Terungkap, Rekaman Video Anak Pejabat Pajak Aniaya Putra Pengurus GP Anshor Beredar

JAKARTA, KALIMANTANLIVE.COM – Perbuatan anak pejabat Ditjen Pajak Kemenkeu Mario Dandy Satriyo, yang menganiaya putra pengurus GP Anshor mengegerkan jagat maya. Bagaimana tidak, cara Mario menganiaya David dinilai sangat sadis dan tidak berprikemanusiaan

Bahkan, Menko Polhukam Mahfud MD menegaskan, tak ada jalan damai dari negara terhadap kekerasan yang dilakukan oleh Mario Dandy Satriyo.

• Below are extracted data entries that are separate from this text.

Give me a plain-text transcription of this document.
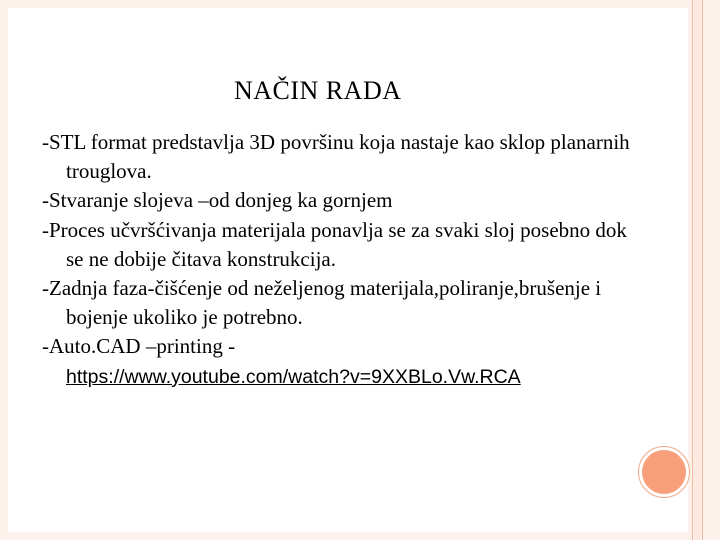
NAČIN RADA

-STL format predstavlja 3D površinu koja nastaje kao sklop planarnih trouglova.

-Stvaranje slojeva –od donjeg ka gornjem

-Proces učvršćivanja materijala ponavlja se za svaki sloj posebno dok se ne dobije čitava konstrukcija.

-Zadnja faza-čišćenje od neželjenog materijala,poliranje,brušenje i bojenje ukoliko je potrebno.

-Auto.CAD –printing -
https://www.youtube.com/watch?v=9XXBLo.Vw.RCA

“Sudah ditangkap, tidak ada damai. Begini ya, kalau di dalam hukum pidana itu tidak ada damai. Kalau perdata damai. Kalau hukum pidana itu penjahat itu berhadapan dengan negara, bukan berhadapan dengan korban,” ujar Mahfud dalam keterangannya, Jumat (24/2).

# Baca Juga :Anak Pejabat Pajak Aniaya Putra Pengurus GP Ansor, Terancam 5 Tahun, Menkeu Sri Mulyani Mengecam

# Baca Juga :Aniaya Dua Santri, Ustadz Magang Jadi tersangka, Polisi Gunakan UU Perlindungan Anak

Mahfud mengatakan, meski korban nantinya memaafkan perlakuan Mario Dandy, negara tetap akan membawa Mario ke pengadilan. Mahfud mengatakan, jaksa penuntut umum akan menuntut perbuatan Mario Dandy di hadapan majelis hakim.

“Oleh sebab itu, kalau ada damai dalam hukum pidana, misalnya saya menempeleng kamu, sudah damai, nggak boleh, saya harus tetap dibawa ke pengadilan oleh negara, oleh jaksa, bukan oleh kamu. ‘Pak saya memaafkan’, tidak bisa dalam hukum pidana. Dalam hukum pidana tidak ada damai, tidak ada maaf. Maaf secara pribadi, damai secara pribadi, tapi negara tetap membawa,” kata Mahfud.

Selain itu, Mahfud juga meminta agar tim penyidik Polri mencari terduga pelaku lain yang turut serta dalam penganiayaan bersama Mario Dandy. Pelaku lain juga harus dijerat untuk mempertanggungjawabkan perbuatannya.